En Francia
tienen gran relevancia histórica los períodos conocidos como el primer y el
segundo Imperio. El primero estuvo a cargo de Napoleón Bonaparte, duró una década
y significó un importante cambio en el mundo. Napoleón no sólo fue un guerrero
incansable, también un reformador del Estado conocido hasta entonces, impulsor
de la cultura y de las artes, sobre todo de la arquitectura; su imperio impuso
modas que saltaron de las fronteras francesas hacia el resto de Europa. Se modificaron las familias reales, las relaciones entre la nobleza, los tipos de matrimonios,
las formas de gobierno, los estilos de vida en general y, por supuesto, las
maniobras militares.
El Segundo
Imperio francés estuvo a cargo de Napoleón III, sobrino de Bonaparte, o por lo
menos eso quisieron hacerle creer a su hermano sin éxito. Duró casi dos décadas
y otra vez Francia fue revolucionada drásticamente; los estilos artísticos, las
modas, el urbanismo, las leyes, todo evolucionó a veces para bien y otras para
mal. Aunque Napoleón III no era ni la mitad de brillante que el primero, se
esmeró para lograr que su imperio dejara huella, y eso sí que lo consiguió. Fue
uno de los grandes líderes de la segunda mitad del siglo XIX, pese a que al
final de su carrera política fue amedrentado, ridiculizado, humillado
militarmente y hasta prisionero de guerra.
Sea como
fuere, los imperios en Francia son dos períodos no sólo de gran importancia
histórica para el país, sino también para el mundo entero. Si no hubieran
existido, el mundo no sería como es hoy. Entre tanto, en México igualmente podemos
hablar de nuestros imperios y, como los franceses, también tuvimos dos. Aunque de
alcances mucho más modestos.
El primero
no duró ni un año, no revolucionó nada ni dejó vestigios artísticos que
provoquen a los historiadores escribir “estilo primer imperio”. Estuvo a cargo
de Agustín de Iturbide, un militar mexicano que supo acomodarse en el bando
correcto al final de la guerra de independencia, pero que luego no fue tan hábil
para impedir que lo derrocaran y tras volver de un breve exilio lo mandaran
fusilar.
El segundo
estuvo fundado con mayores ambiciones y encabezado por un príncipe de verdad, Maximiliano
de Habsburgo. El proyecto tenía bases teóricas muy sólidas. Maximiliano y su
esposa Carlota tenían dos mentes bien dotadas, más la de ella, e hicieron
planes verdaderamente titánicos que prometían reformar a México, desde el
estilo de vida, la cultura, la raza, la educación, la política, los poderes del
Estado, la arquitectura, el urbanismo, la pintura, la escultura, el ejército,
la iglesia, las relaciones diplomáticas y un sin fin etcéteras.
El problema
fue que el imperio fue muy efímero y estuvo en constante guerra.
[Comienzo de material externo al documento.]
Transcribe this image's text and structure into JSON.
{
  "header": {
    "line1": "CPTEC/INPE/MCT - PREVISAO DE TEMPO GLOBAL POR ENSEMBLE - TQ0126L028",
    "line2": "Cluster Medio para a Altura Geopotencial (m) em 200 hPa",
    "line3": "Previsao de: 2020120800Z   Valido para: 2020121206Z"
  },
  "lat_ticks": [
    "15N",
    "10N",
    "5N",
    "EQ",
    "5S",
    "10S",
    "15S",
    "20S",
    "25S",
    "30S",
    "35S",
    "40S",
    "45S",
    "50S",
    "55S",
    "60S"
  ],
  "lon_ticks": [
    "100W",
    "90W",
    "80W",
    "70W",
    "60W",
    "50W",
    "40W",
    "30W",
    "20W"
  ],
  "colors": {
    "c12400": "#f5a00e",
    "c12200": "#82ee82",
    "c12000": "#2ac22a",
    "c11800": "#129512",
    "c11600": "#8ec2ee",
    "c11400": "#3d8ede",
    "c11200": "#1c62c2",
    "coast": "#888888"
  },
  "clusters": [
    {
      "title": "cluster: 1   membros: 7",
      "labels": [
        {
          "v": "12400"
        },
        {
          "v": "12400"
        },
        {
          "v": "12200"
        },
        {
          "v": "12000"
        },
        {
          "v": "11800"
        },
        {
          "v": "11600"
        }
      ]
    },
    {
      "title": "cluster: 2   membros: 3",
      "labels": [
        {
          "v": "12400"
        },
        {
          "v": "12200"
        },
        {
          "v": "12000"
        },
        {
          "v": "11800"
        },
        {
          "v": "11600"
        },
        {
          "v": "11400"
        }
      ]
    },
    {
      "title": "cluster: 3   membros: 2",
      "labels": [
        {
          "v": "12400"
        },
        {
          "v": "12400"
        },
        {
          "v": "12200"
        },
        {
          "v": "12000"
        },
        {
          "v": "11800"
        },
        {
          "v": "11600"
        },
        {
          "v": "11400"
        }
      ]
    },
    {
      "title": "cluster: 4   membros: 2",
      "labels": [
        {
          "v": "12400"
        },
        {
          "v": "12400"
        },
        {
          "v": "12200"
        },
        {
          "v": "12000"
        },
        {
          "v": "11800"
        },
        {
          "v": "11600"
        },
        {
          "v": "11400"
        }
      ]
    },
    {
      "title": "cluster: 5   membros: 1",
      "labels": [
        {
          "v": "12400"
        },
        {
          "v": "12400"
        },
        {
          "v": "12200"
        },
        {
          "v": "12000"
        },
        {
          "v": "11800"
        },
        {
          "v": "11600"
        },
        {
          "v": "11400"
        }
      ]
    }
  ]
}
Aunque pese a
todo logró dejar su huella, mucho más honda que el de Iturbide. Duró tres años
y legó al país un importante patrimonio intangible en historia y literatura y
otro poco tangible debido a que Maximiliano era adicto a gastar en las artes plásticas
el dinero que necesitaba para ganar la guerra. En lo que se pareció más al primero
fue en el final del monarca, también el príncipe Haburgo enfrentó con honor a
un pelotón de fusilamiento.
Los imperios mexicanos
fueron, en realidad, breves, modestos, buenos intentos, dirán algunos. Pero,
como los franceses, también tuvimos dos.